A mystifying woman, Juliette, is the muse for Lucien Lessard, a baker turned painter. Lessard’s closest friend is painter Henri Toulouse-Lautrec, the bon vivant frequenter of bars, baguettes, and brothels. Henri and Lucien find themselves chasing love and the “blues” in this absurdist, and, to some degree, shaggy dog story where a dwarf and a donkey seem mysteriously connected to the great passions and masterpieces of Seurat, Manet, Pissaro, Cezanne, Monet, Renoir, and others of this era.

Colorful anecdotes of the great painters add fine brushstrokes to the story’s ribald and ruddy complexion, and are just as entertaining as the story’s central premise. The principal twister is dragged out to a long-winded finale, so that the reader is ready for it to end at about 80 of the way through. However, it is a thought provoking and satisfying conclusion. Also, Moore gives us more with a tantalizing afterword.

Rated 4 of 5 of 5 by Kelly H. (Martinsville, IN)
A Pretty Fun Read...
When I received this book, and did my initial flip-through, I thought I would not like it, but I told myself to keep an open mind. I have never read anything like this before, but I enjoyed this book! There isn't a lot to the plot, but it is clever and fun. I also told myself not to expect to learn a lot about art history, but I ended up knowing more than when I started. Not one of my Bookbrowse faves, but enjoyable.

Rated 5 of 5 of 5 by William E. (Honolulu, HI)
19th Century French Art Through a Black Hole
What a ride. If you like Moore and you are fascinated by late 19th Century French do I have a book for you!
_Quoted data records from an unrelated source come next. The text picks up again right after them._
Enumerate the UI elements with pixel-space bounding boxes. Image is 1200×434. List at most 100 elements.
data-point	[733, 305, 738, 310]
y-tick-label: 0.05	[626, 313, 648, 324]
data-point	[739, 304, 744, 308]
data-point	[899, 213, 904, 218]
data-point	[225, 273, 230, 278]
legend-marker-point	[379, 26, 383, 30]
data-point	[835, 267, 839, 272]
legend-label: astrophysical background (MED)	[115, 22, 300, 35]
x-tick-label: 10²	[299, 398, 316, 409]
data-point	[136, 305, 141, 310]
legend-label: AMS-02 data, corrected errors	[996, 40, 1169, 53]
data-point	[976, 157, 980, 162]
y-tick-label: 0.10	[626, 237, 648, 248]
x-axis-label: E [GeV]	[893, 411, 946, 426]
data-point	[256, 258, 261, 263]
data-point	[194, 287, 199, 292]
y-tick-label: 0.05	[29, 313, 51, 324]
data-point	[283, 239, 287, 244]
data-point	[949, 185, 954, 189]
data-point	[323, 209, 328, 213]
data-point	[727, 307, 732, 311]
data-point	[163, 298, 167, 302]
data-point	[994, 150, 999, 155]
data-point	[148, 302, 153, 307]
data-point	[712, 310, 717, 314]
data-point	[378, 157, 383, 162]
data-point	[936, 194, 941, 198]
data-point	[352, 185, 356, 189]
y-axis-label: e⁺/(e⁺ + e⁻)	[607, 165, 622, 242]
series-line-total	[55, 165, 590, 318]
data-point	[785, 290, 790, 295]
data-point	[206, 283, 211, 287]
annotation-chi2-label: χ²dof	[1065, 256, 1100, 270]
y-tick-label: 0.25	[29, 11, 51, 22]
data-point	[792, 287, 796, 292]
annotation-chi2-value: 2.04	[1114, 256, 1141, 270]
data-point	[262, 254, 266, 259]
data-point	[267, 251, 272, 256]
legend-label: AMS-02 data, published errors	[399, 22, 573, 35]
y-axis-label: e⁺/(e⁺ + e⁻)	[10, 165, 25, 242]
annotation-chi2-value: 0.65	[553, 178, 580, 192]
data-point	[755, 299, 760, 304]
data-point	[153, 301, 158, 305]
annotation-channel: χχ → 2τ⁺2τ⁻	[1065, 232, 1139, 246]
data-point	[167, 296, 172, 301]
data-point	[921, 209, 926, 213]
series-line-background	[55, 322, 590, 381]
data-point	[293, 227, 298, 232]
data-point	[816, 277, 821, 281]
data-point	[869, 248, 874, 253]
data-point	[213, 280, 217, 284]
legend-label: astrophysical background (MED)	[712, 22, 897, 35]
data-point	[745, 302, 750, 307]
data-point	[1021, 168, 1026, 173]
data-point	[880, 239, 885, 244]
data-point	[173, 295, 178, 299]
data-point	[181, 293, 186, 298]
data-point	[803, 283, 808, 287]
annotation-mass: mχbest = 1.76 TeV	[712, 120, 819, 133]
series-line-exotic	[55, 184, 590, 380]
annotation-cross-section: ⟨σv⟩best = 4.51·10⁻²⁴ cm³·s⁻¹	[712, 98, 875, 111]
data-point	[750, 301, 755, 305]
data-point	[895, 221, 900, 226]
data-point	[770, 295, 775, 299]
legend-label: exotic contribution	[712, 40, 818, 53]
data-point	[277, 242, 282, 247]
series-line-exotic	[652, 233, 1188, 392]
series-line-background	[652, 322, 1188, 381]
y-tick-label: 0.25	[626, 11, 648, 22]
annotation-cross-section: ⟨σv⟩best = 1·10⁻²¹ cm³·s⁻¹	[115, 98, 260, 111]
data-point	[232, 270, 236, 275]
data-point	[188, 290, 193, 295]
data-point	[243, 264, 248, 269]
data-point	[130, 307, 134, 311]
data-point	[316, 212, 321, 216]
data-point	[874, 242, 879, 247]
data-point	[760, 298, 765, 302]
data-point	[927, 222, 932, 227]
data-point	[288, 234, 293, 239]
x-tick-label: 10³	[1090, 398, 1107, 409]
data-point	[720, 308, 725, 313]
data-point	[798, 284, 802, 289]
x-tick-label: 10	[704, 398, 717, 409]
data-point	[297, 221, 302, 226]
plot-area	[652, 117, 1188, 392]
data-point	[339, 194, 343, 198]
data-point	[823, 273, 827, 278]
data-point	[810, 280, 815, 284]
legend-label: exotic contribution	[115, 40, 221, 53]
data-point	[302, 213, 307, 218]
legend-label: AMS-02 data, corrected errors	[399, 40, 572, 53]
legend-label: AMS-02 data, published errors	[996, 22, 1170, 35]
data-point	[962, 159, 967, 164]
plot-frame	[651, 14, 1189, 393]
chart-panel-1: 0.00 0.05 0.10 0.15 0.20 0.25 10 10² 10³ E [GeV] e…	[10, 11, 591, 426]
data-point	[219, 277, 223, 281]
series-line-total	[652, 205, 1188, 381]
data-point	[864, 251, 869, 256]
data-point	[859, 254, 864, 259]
What happens when a French painter trained by Pissaro teams up with Henri Toulouse Lautrec on trying to figure out the power of the color blue used in paintings and stained glass portraying the Virgin Mary....having said that what really happened to Vincent Van Gogh in that field? And oh by the way, the Pissaro student is a baker on Montmatre....and the mysterious Colorman...this review is making me write in all of these dependent and independent clauses which kind of is the way you should read the book....Recommended? Absolutely....

Rated 5 of 5 of 5 by Margaret D. (VT)
Huge amount of fun!
This is a colorful, twisting art(ist) mystery. An earthy combination of art history and fantasy that kept me seated quite happily through several wintery days. I shall seek out Christopher Moore's earlier works.